How To Fill Out Articles Of Organization LLC: Everything You Need to Know
Learning how to fill out Articles of Organization LLC is one of the first steps of forming an LLC, or limited liability company. 3 min read
2. What Is a Limited Liability Company?
3. How to File Articles of Organization for an LLC
4. What to Expect After You File the LLC’s Articles of Organization
How to Fill Out Articles of Organization LLC
Learning how to fill out Articles of Organization LLC is one of the first steps of forming an LLC, or limited liability company. This legal document essentially creates your business and must be filed in the state where you will be conducting business. Filing your Articles of Organization are necessary in order to be legally recognized as an LLC.
What Is a Limited Liability Company?
An LLC is a type of business structure that provides its owners, or members, with personal liability protection. It is regulated under state law. It can be thought of as having a combination of the best attributes of a corporation and a partnership.
For instance, like a corporation, an LLC is treated as a separate entity from its owners. Thus, the owners will be shielded from being held personally liable for any of the LLC’s debts or legal liabilities. This makes it a very attractive option for a business owner.
On the other hand, an LLC is similar to a partnership because it does not require all of the formalities of a corporation and has more flexibility. It is also not subject to double taxation and is considered a pass-through entity. This simply means that the LLC’s owners only report the LLC’s profits and losses once, on their personal tax returns.
How to File Articles of Organization for an LLC
Because an LLC is regulated under state law, the process for forming an LLC will vary state to state. However, the requirements for filing Articles of Organization tend to be similar across the board. They are usually pretty simple to file and can be done without the oversight of an attorney.
Before you actually file your LLC’s Articles of Organization, you must have a few things already figured out. First, you need to name a registered agent. A registered agent sends and accepts legal documents on behalf of the LLC. The agent can be an individual or another corporation, as long as they are a resident of the state.
To file Articles of Organization, there are a few steps that need to be followed:
- Go to the state’s Secretary of State website. From there, you can find information about the state’s requirements for filing. This can usually be found in the business division section.
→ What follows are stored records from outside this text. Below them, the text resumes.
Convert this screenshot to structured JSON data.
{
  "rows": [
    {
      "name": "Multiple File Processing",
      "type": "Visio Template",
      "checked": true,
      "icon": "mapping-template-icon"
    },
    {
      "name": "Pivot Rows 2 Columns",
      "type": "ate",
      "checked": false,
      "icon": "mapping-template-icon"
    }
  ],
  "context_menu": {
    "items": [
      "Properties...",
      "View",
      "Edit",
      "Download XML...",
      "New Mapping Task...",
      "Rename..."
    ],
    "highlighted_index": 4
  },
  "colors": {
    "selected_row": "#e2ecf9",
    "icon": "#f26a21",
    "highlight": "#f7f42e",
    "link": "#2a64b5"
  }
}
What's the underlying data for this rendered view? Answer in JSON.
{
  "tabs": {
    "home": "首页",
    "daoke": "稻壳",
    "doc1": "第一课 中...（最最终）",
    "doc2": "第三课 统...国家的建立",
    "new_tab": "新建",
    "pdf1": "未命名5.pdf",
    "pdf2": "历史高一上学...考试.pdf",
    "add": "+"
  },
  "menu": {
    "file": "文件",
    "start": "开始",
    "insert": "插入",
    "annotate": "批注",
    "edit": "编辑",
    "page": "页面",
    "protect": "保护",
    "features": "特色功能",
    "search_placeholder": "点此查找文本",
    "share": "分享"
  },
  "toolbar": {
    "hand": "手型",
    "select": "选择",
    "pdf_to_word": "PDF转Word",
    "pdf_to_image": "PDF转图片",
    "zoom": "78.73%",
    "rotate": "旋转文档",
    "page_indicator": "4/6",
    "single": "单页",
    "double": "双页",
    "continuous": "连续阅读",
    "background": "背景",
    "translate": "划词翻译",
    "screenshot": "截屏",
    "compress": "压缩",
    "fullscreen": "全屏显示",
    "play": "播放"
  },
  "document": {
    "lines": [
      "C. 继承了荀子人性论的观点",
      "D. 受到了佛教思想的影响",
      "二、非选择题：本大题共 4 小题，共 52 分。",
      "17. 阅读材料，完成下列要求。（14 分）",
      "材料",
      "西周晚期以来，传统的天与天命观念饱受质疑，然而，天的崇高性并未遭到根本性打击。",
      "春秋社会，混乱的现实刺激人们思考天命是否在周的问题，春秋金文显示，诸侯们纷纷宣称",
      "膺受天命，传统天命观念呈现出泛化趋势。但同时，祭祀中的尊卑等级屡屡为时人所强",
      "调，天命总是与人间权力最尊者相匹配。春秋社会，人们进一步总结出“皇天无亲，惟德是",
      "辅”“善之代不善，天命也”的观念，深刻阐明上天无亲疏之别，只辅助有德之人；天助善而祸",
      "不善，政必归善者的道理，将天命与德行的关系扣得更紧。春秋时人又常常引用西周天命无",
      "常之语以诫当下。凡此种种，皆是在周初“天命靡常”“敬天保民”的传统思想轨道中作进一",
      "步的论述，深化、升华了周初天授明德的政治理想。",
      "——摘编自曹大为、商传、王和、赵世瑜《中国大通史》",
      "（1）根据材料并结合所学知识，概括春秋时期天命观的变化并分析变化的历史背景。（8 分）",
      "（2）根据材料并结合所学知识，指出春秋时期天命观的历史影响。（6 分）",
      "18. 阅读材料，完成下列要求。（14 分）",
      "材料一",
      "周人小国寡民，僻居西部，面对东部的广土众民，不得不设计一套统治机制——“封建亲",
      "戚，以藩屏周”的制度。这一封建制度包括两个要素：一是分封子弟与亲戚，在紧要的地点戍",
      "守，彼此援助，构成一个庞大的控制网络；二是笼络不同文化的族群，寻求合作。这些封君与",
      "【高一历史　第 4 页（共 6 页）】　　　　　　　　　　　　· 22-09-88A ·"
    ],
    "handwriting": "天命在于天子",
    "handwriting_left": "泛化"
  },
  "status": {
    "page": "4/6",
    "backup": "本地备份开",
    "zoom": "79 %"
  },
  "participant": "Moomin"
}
Some states provide a sample of what Articles of Organization are supposed to look like, while others just provide a bulleted list of what needs to be included. There are also free downloadable samples available on the internet.
- Answer or fill in all of the required sections. Most states require that you describe the LLC’s purpose, or nature of the business, as well as list the names and addresses of all of the LLC’s owners/members.
- Each owner of the LLC must provide their signature.
- Pay the required filing fee. The costs of filing an LLC’s Articles of Organization will vary by state, but typically they range from $50 to $100.
- Send the Articles of Organization to the applicable Secretary of State, or submit it electronically if the state allows.
While all state laws are different, the majority of states require an LLC to renew their Articles of Organization on an annual basis in order to stay active. If an LLC fails to renew, they may be required to resubmit their Articles of Organization and pay the filing fee as well as a reinstatement fee.
What to Expect After You File the LLC’s Articles of Organization
Once the filing payment has been processed by the Secretary of State, the LLC is now an official registered business. You should make sure to keep copies of the Articles of Organization, the official approval by the Secretary of State, and the receipt or order summary.